Finally, you configure the VirtualServices and the corresponding routing rules for the services in the mesh that are currently running on the Compute Engine instance. You also expose the productpage service through an Istio ingress gateway.

  1. In Cloud Shell, deploy a Gateway object to expose services:

    kubectl apply -f "$HOME"/solutions-istio-mesh-expansion-migration/kubernetes/bookinfo/istio/gateway.yaml
    
  2. Deploy the VirtualService that routes traffic from the Gateway object to the productpage instance running in Compute Engine:

    kubectl apply -f "$HOME"/solutions-istio-mesh-expansion-migration/kubernetes/bookinfo/istio/virtualservice-productpage-vm.yaml
    
  3. Create the ServiceEntries to enable service discovery for the services running in the Compute Engine instances:

    kubectl apply -f "$HOME"/solutions-istio-mesh-expansion-migration/kubernetes/bookinfo/istio/serviceentry.yaml
    
  4. Wait for the Service object named istio-ingressgateway to be assigned an external IP address:

    kubectl get svc istio-ingressgateway -n istio-system --watch
    

    In the output, you should see an IP address for EXTERNAL-IP:

    NAME                   TYPE           CLUSTER-IP    EXTERNAL-IP    PORT(S)                                                                                                                   AGE
    istio-ingressgateway   LoadBalancer   10.48.2.195   34.73.84.179   80:31380/TCP,443:31390/TCP,31400:31400/TCP,15011:31145/TCP,8060:30381/TCP,853:30784/TCP,15030:32124/TCP,15031:32703/TCP   4d
    
  5. Confirm that a gateway object named bookinfo-gateway has been created:

    kubectl get gateway --watch
    

    In the output, you should see the bookinfo-gateway in the list of gateway objects:

    NAME               AGE
    bookinfo-gateway   3h
    

Test Istio mesh expansion

Now that you've finished exposing the example workload running in the Compute Engine instance using Istio, you can test it:

  1. In Cloud Shell, find the external IP address of the Istio ingress gateway:

    kubectl get svc istio-ingressgateway -n istio-system
    
  2. Open a browser and go to the following URL, where [EXTERNAL_IP] is the IP address from the previous step:

    http://[EXTERNAL_IP]/productpage
    

    A page is displayed with information about books and relevant ratings:

    books and relevant ratings

Visualizing the service mesh

In this section, you use Kiali to see a visual representation of the service mesh.

  1. In Cloud Shell, find the external IP address of the Istio ingress gateway:

    kubectl get svc istio-ingressgateway -n istio-system
        EXTERNAL_IP="$(kubectl get svc istio-ingressgateway -n istio-system -o=jsonpath="{.status.loadBalancer.ingress[0].ip}")"
    
  2. Open a browser and go to the following URL, where [EXTERNAL_IP] is the IP address from the previous step:

    http://[EXTERNAL_IP]:15029/kiali/console/graph/namespaces/?  edges=requestsPercentOfTotal&graphType=versionedApp&namespaces=default&injectServiceNodes=true&duration=60&pi=5000&layout=dagre
    
  3. At the Kiali login screen, log in with the following credentials:

    • Username: admin
    • Password: admin

    Kiali login screen

  4. Run a request multiple times for the main page of the example workload:

    for i in {1..10000}; do curl -s -o /dev/null -w "%{http_code}\n"  http://"$EXTERNAL_IP"/productpage; done
    

    With this command, you generate traffic to the Bookinfo app.
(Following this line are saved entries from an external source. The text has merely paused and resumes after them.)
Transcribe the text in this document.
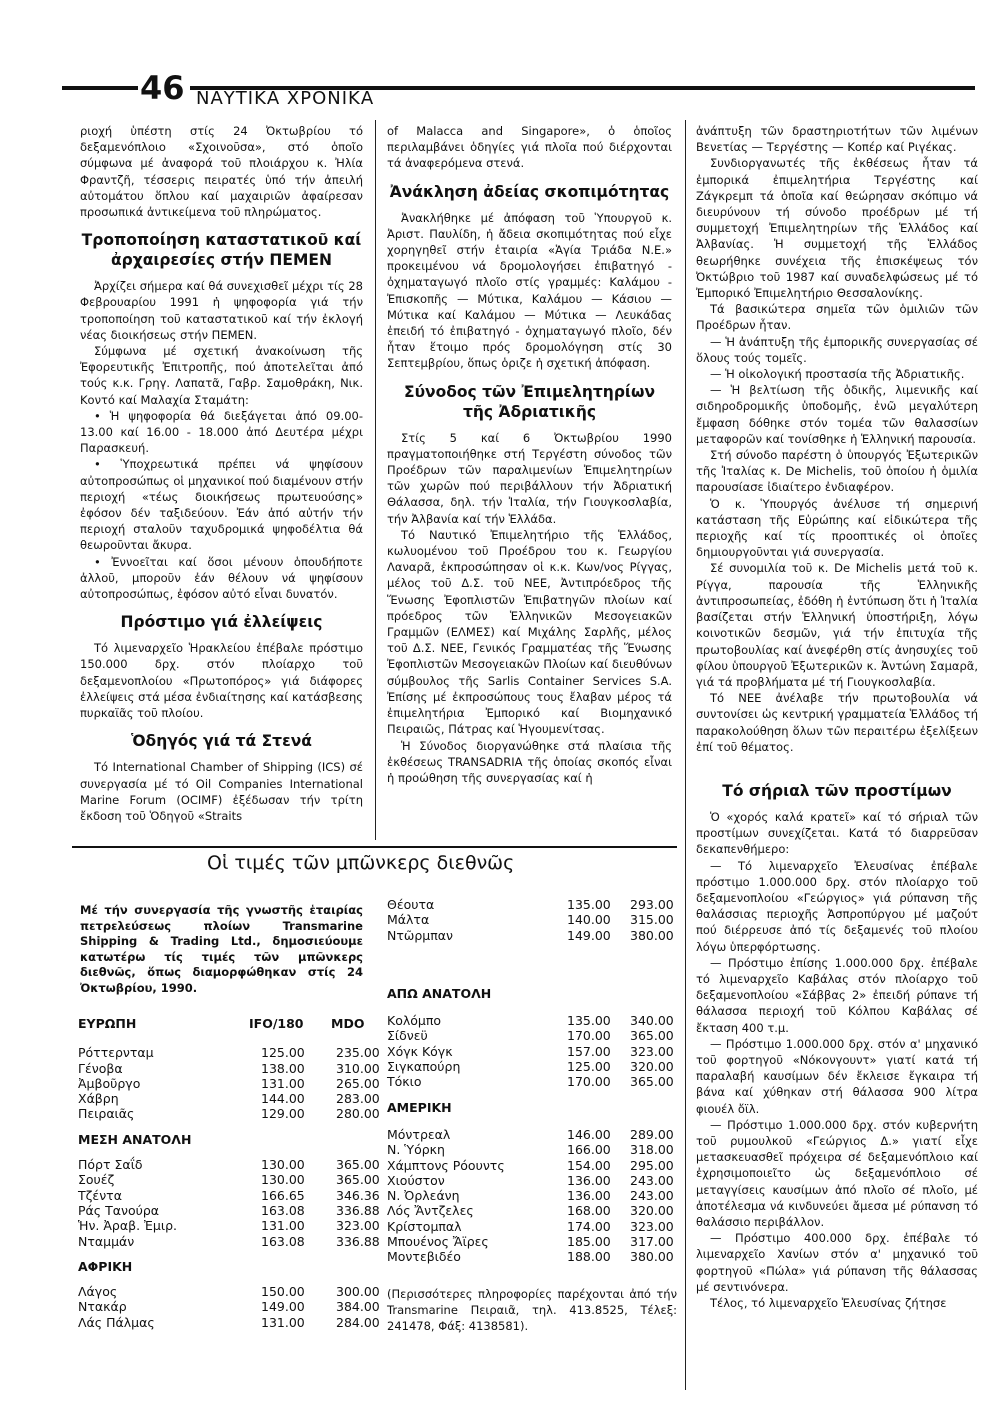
46 ΝΑΥΤΙΚΑ ΧΡΟΝΙΚΑ

ριοχή ὑπέστη στίς 24 Ὀκτωβρίου τό δεξαμενόπλοιο «Σχοινοῦσα», στό ὁποῖο σύμφωνα μέ ἀναφορά τοῦ πλοιάρχου κ. Ἠλία Φραντζῆ, τέσσερις πειρατές ὑπό τήν ἀπειλή αὐτομάτου ὅπλου καί μαχαιριῶν ἀφαίρεσαν προσωπικά ἀντικείμενα τοῦ πληρώματος.

Τροποποίηση καταστατικοῦ καί ἀρχαιρεσίες στήν ΠΕΜΕΝ

Ἀρχίζει σήμερα καί θά συνεχισθεῖ μέχρι τίς 28 Φεβρουαρίου 1991 ἡ ψηφοφορία γιά τήν τροποποίηση τοῦ καταστατικοῦ καί τήν ἐκλογή νέας διοικήσεως στήν ΠΕΜΕΝ.

Σύμφωνα μέ σχετική ἀνακοίνωση τῆς Ἐφορευτικῆς Ἐπιτροπῆς, πού ἀποτελεῖται ἀπό τούς κ.κ. Γρηγ. Λαπατᾶ, Γαβρ. Σαμοθράκη, Νικ. Κοντό καί Μαλαχία Σταμάτη:

• Ἡ ψηφοφορία θά διεξάγεται ἀπό 09.00-13.00 καί 16.00 - 18.000 ἀπό Δευτέρα μέχρι Παρασκευή.

• Ὑποχρεωτικά πρέπει νά ψηφίσουν αὐτοπροσώπως οἱ μηχανικοί πού διαμένουν στήν περιοχή «τέως διοικήσεως πρωτευούσης» ἐφόσον δέν ταξιδεύουν. Ἐάν ἀπό αὐτήν τήν περιοχή σταλοῦν ταχυδρομικά ψηφοδέλτια θά θεωροῦνται ἄκυρα.

• Ἐννοεῖται καί ὅσοι μένουν ὁπουδήποτε ἀλλοῦ, μποροῦν ἐάν θέλουν νά ψηφίσουν αὐτοπροσώπως, ἐφόσον αὐτό εἶναι δυνατόν.

Πρόστιμο γιά ἐλλείψεις

Τό λιμεναρχεῖο Ἡρακλείου ἐπέβαλε πρόστιμο 150.000 δρχ. στόν πλοίαρχο τοῦ δεξαμενοπλοίου «Πρωτοπόρος» γιά διάφορες ἐλλείψεις στά μέσα ἐνδιαίτησης καί κατάσβεσης πυρκαϊᾶς τοῦ πλοίου.

Ὁδηγός γιά τά Στενά

Τό International Chamber of Shipping (ICS) σέ συνεργασία μέ τό Oil Companies International Marine Forum (OCIMF) ἐξέδωσαν τήν τρίτη ἔκδοση τοῦ Ὁδηγοῦ «Straits

of Malacca and Singapore», ὁ ὁποῖος περιλαμβάνει ὁδηγίες γιά πλοῖα πού διέρχονται τά ἀναφερόμενα στενά.

Ἀνάκληση ἀδείας σκοπιμότητας

Ἀνακλήθηκε μέ ἀπόφαση τοῦ Ὑπουργοῦ κ. Ἀριστ. Παυλίδη, ἡ ἄδεια σκοπιμότητας πού εἶχε χορηγηθεῖ στήν ἑταιρία «Ἁγία Τριάδα Ν.Ε.» προκειμένου νά δρομολογήσει ἐπιβατηγό - ὀχηματαγωγό πλοῖο στίς γραμμές: Καλάμου - Ἐπισκοπῆς — Μύτικα, Καλάμου — Κάσιου — Μύτικα καί Καλάμου — Μύτικα — Λευκάδας ἐπειδή τό ἐπιβατηγό - ὀχηματαγωγό πλοῖο, δέν ἦταν ἕτοιμο πρός δρομολόγηση στίς 30 Σεπτεμβρίου, ὅπως ὁριζε ἡ σχετική ἀπόφαση.

Σύνοδος τῶν Ἐπιμελητηρίων τῆς Ἀδριατικῆς

Στίς 5 καί 6 Ὀκτωβρίου 1990 πραγματοποιήθηκε στή Τεργέστη σύνοδος τῶν Προέδρων τῶν παραλιμενίων Ἐπιμελητηρίων τῶν χωρῶν πού περιβάλλουν τήν Ἀδριατική Θάλασσα, δηλ. τήν Ἰταλία, τήν Γιουγκοσλαβία, τήν Ἀλβανία καί τήν Ἑλλάδα.

Τό Ναυτικό Ἐπιμελητήριο τῆς Ἑλλάδος, κωλυομένου τοῦ Προέδρου του κ. Γεωργίου Λαναρᾶ, ἐκπροσώπησαν οἱ κ.κ. Κων/νος Ρίγγας, μέλος τοῦ Δ.Σ. τοῦ ΝΕΕ, Ἀντιπρόεδρος τῆς Ἕνωσης Ἐφοπλιστῶν Ἐπιβατηγῶν πλοίων καί πρόεδρος τῶν Ἑλληνικῶν Μεσογειακῶν Γραμμῶν (ΕΛΜΕΣ) καί Μιχάλης Σαρλῆς, μέλος τοῦ Δ.Σ. ΝΕΕ, Γενικός Γραμματέας τῆς Ἕνωσης Ἐφοπλιστῶν Μεσογειακῶν Πλοίων καί διευθύνων σύμβουλος τῆς Sarlis Container Services S.A. Ἐπίσης μέ ἐκπροσώπους τους ἔλαβαν μέρος τά ἐπιμελητήρια Ἐμπορικό καί Βιομηχανικό Πειραιῶς, Πάτρας καί Ἡγουμενίτσας.

Ἡ Σύνοδος διοργανώθηκε στά πλαίσια τῆς ἐκθέσεως TRANSADRIA τῆς ὁποίας σκοπός εἶναι ἡ προώθηση τῆς συνεργασίας καί ἡ

ἀνάπτυξη τῶν δραστηριοτήτων τῶν λιμένων Βενετίας — Τεργέστης — Κοπέρ καί Ριγέκας.

Συνδιοργανωτές τῆς ἐκθέσεως ἦταν τά ἐμπορικά ἐπιμελητήρια Τεργέστης καί Ζάγκρεμπ τά ὁποῖα καί θεώρησαν σκόπιμο νά διευρύνουν τή σύνοδο προέδρων μέ τή συμμετοχή Ἐπιμελητηρίων τῆς Ἑλλάδος καί Ἀλβανίας. Ἡ συμμετοχή τῆς Ἑλλάδος θεωρήθηκε συνέχεια τῆς ἐπισκέψεως τόν Ὀκτώβριο τοῦ 1987 καί συναδελφώσεως μέ τό Ἐμπορικό Ἐπιμελητήριο Θεσσαλονίκης.

Τά βασικώτερα σημεῖα τῶν ὁμιλιῶν τῶν Προέδρων ἦταν.

— Ἡ ἀνάπτυξη τῆς ἐμπορικῆς συνεργασίας σέ ὅλους τούς τομεῖς.

— Ἡ οἰκολογική προστασία τῆς Ἀδριατικῆς.

— Ἡ βελτίωση τῆς ὁδικῆς, λιμενικῆς καί σιδηροδρομικῆς ὑποδομῆς, ἐνῶ μεγαλύτερη ἔμφαση δόθηκε στόν τομέα τῶν θαλασσίων μεταφορῶν καί τονίσθηκε ἡ Ἑλληνική παρουσία.

Στή σύνοδο παρέστη ὁ ὑπουργός Ἐξωτερικῶν τῆς Ἰταλίας κ. De Michelis, τοῦ ὁποίου ἡ ὁμιλία παρουσίασε ἰδιαίτερο ἐνδιαφέρον.

Ὁ κ. Ὑπουργός ἀνέλυσε τή σημερινή κατάσταση τῆς Εὐρώπης καί εἰδικώτερα τῆς περιοχῆς καί τίς προοπτικές οἱ ὁποῖες δημιουργοῦνται γιά συνεργασία.

Σέ συνομιλία τοῦ κ. De Michelis μετά τοῦ κ. Ρίγγα, παρουσία τῆς Ἑλληνικῆς ἀντιπροσωπείας, ἐδόθη ἡ ἐντύπωση ὅτι ἡ Ἰταλία βασίζεται στήν Ἑλληνική ὑποστήριξη, λόγω κοινοτικῶν δεσμῶν, γιά τήν ἐπιτυχία τῆς πρωτοβουλίας καί ἀνεφέρθη στίς ἀνησυχίες τοῦ φίλου ὑπουργοῦ Ἐξωτερικῶν κ. Ἀντώνη Σαμαρᾶ, γιά τά προβλήματα μέ τή Γιουγκοσλαβία.

Τό ΝΕΕ ἀνέλαβε τήν πρωτοβουλία νά συντονίσει ὡς κεντρική γραμματεία Ἑλλάδος τή παρακολούθηση ὅλων τῶν περαιτέρω ἐξελίξεων ἐπί τοῦ θέματος.

Τό σήριαλ τῶν προστίμων

Ὁ «χορός καλά κρατεῖ» καί τό σήριαλ τῶν προστίμων συνεχίζεται. Κατά τό διαρρεῦσαν δεκαπενθήμερο:

— Τό λιμεναρχεῖο Ἐλευσίνας ἐπέβαλε πρόστιμο 1.000.000 δρχ. στόν πλοίαρχο τοῦ δεξαμενοπλοίου «Γεώργιος» γιά ρύπανση τῆς θαλάσσιας περιοχῆς Ἀσπροπύργου μέ μαζούτ πού διέρρευσε ἀπό τίς δεξαμενές τοῦ πλοίου λόγω ὑπερφόρτωσης.

— Πρόστιμο ἐπίσης 1.000.000 δρχ. ἐπέβαλε τό λιμεναρχεῖο Καβάλας στόν πλοίαρχο τοῦ δεξαμενοπλοίου «Σάββας 2» ἐπειδή ρύπανε τή θάλασσα περιοχή τοῦ Κόλπου Καβάλας σέ ἔκταση 400 τ.μ.

— Πρόστιμο 1.000.000 δρχ. στόν α' μηχανικό τοῦ φορτηγοῦ «Νόκονγουντ» γιατί κατά τή παραλαβή καυσίμων δέν ἔκλεισε ἔγκαιρα τή βάνα καί χύθηκαν στή θάλασσα 900 λίτρα φιουέλ ὄϊλ.

— Πρόστιμο 1.000.000 δρχ. στόν κυβερνήτη τοῦ ρυμουλκοῦ «Γεώργιος Δ.» γιατί εἶχε μετασκευασθεῖ πρόχειρα σέ δεξαμενόπλοιο καί ἐχρησιμοποιεῖτο ὡς δεξαμενόπλοιο σέ μεταγγίσεις καυσίμων ἀπό πλοῖο σέ πλοῖο, μέ ἀποτέλεσμα νά κινδυνεύει ἄμεσα μέ ρύπανση τό θαλάσσιο περιβάλλον.

— Πρόστιμο 400.000 δρχ. ἐπέβαλε τό λιμεναρχεῖο Χανίων στόν α' μηχανικό τοῦ φορτηγοῦ «Πώλα» γιά ρύπανση τῆς θάλασσας μέ σεντινόνερα.

Τέλος, τό λιμεναρχεῖο Ἐλευσίνας ζήτησε

Οἱ τιμές τῶν μπῶνκερς διεθνῶς
Μέ τήν συνεργασία τῆς γνωστῆς ἑταιρίας πετρελεύσεως πλοίων Transmarine Shipping & Trading Ltd., δημοσιεύουμε κατωτέρω τίς τιμές τῶν μπῶνκερς διεθνῶς, ὅπως διαμορφώθηκαν στίς 24 Ὀκτωβρίου, 1990.
ΕΥΡΩΠΗ	IFO/180 MDO
Ρόττερνταμ	125.00	235.00
Γένοβα	138.00	310.00
Ἀμβοῦργο	131.00	265.00
Χάβρη	144.00	283.00
Πειραιᾶς	129.00	280.00
ΜΕΣΗ ΑΝΑΤΟΛΗ
Πόρτ Σαΐδ	130.00	365.00
Σουέζ	130.00	365.00
Τζέντα	166.65	346.36
Ράς Τανούρα	163.08	336.88
Ἡν. Ἀραβ. Ἐμιρ.	131.00	323.00
Νταμμάν	163.08	336.88
ΑΦΡΙΚΗ
Λάγος	150.00	300.00
Ντακάρ	149.00	384.00
Λάς Πάλμας	131.00	284.00
Θέουτα	135.00 293.00
Μάλτα	140.00 315.00
Ντῶρμπαν	149.00 380.00
ΑΠΩ ΑΝΑΤΟΛΗ
Κολόμπο	135.00 340.00
Σίδνεϋ	170.00 365.00
Χόγκ Κόγκ	157.00 323.00
Σιγκαπούρη	125.00 320.00
Τόκιο	170.00 365.00
ΑΜΕΡΙΚΗ
Μόντρεαλ	146.00 289.00
Ν. Ὑόρκη	166.00 318.00
Χάμπτονς Ρόουντς	154.00 295.00
Χιούστον	136.00 243.00
Ν. Ὀρλεάνη	136.00 243.00
Λός Ἄντζελες	168.00 320.00
Κρίστομπαλ	174.00 323.00
Μπουένος Ἄϊρες	185.00 317.00
Μοντεβιδέο	188.00 380.00
(Περισσότερες πληροφορίες παρέχονται ἀπό τήν Transmarine Πειραιᾶ, τηλ. 413.8525, Τέλεξ: 241478, Φάξ: 4138581).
The expected output is a list of the HTTP return codes of each request (200 OK in this case):

    200
    200
    200
    [...]
    

    In the Kiali service dashboard, you should see a diagram of the current mesh, with all the traffic routed to services running in Compute Engine. All the traffic is routed from istio-ingressgateway to the Kubernetes Service productpage.default.svc.cluster.local, pointing to the productpage microservice running on the Compute Engine instance. You don't see the other microservices in the graph (details, reviews, ratings) because Docker Compose is handling the routing locally on the Compute Engine instance.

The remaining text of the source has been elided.